Egg protein bar tips

For the best consistency ensure you process the nuts until they’re a fine crumb. If you like some crunch in there from whole nuts, then better to add these in as extra at the end. This recipe produces a smooth fudge-like bar.

I’ve made these with a large bullet blender and a food processor. A bullet blender does work but you do need to combine by hand after a certain point. A food processor does a much better job and with much less mess.

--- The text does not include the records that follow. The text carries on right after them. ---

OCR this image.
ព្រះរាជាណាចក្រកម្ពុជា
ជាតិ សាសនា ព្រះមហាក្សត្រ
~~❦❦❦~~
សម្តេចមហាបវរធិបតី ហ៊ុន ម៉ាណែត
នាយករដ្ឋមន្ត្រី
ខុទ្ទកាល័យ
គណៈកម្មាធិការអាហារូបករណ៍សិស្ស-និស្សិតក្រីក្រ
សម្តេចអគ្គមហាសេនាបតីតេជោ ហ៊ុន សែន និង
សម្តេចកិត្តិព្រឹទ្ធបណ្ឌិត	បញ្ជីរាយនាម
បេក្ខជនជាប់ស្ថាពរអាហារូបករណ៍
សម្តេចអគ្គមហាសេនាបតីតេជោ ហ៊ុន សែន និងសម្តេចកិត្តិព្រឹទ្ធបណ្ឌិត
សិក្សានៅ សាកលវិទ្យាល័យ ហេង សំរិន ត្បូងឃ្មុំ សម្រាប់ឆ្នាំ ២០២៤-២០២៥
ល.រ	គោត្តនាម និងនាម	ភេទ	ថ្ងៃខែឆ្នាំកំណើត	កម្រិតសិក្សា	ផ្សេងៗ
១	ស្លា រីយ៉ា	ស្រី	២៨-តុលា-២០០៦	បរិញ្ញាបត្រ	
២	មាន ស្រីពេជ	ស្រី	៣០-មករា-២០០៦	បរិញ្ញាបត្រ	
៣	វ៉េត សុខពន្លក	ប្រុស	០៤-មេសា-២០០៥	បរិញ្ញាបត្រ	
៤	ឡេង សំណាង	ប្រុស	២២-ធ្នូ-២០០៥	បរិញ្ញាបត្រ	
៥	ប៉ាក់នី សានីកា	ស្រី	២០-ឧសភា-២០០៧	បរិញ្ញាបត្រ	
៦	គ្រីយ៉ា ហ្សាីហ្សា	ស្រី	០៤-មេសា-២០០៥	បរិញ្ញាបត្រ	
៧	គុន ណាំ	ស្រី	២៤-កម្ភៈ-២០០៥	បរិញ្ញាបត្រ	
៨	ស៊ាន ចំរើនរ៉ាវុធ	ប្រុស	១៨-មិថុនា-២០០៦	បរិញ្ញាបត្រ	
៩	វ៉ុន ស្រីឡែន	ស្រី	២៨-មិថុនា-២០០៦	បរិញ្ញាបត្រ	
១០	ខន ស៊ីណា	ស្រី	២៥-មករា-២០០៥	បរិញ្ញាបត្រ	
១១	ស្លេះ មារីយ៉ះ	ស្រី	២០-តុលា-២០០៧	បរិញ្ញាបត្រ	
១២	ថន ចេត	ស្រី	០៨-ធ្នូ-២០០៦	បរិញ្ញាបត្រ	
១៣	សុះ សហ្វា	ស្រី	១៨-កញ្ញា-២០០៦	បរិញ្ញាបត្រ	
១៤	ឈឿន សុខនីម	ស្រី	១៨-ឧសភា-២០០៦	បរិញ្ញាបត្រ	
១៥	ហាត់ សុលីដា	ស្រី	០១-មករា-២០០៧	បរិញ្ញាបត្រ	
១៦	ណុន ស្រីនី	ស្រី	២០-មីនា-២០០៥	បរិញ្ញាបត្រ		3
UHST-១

If you don’t want to use egg white protein then you could try substituting for a milk-based protein if you have no issues, or a plant-based blend. Although the quantity used may need to be adjusted depending on how wet or dry the mix. It should form a mouldable ball of dough.

If you don’t want to make bars, this recipe will produce about 30 good size protein balls.

Once they’re made keep them stored in the refrigerator. They are fine at room temperature, but far better when kept cool. You can also store them in the freezer.

Ingredients (makes 18)

  • 500g Medjool Dates
  • 100g Egg White Protein (unflavoured)
  • 150g Cashews
  • 150g Almonds
  • 60g Cocoa powder (no sugar added)
  • 1 teaspoon Sea Salt


  • Line a tin or large Tupperware with baking paper, including the sides.
  • In a food processor blend down the cashews and almonds to a fine crumb.
  • Add the rest of the ingredients and continue mixing until a dough is formed.
  • If your mixer has trouble combining everything then do the final bit by hand.
  • Roll the mix in to a ball then use your finders to press down in the tin/Tupperware to all the corners. Use the back of a spatula or other flat object to flatten.
  • Add extra sea salt on top at this point, pressing down in the bars a little.
  • Refrigerate for at least an hour before removing and cutting in to around 18 squares.
  • Use the baking paper to individually wrap the bars so they don’t stick together, and for an easy grab and go.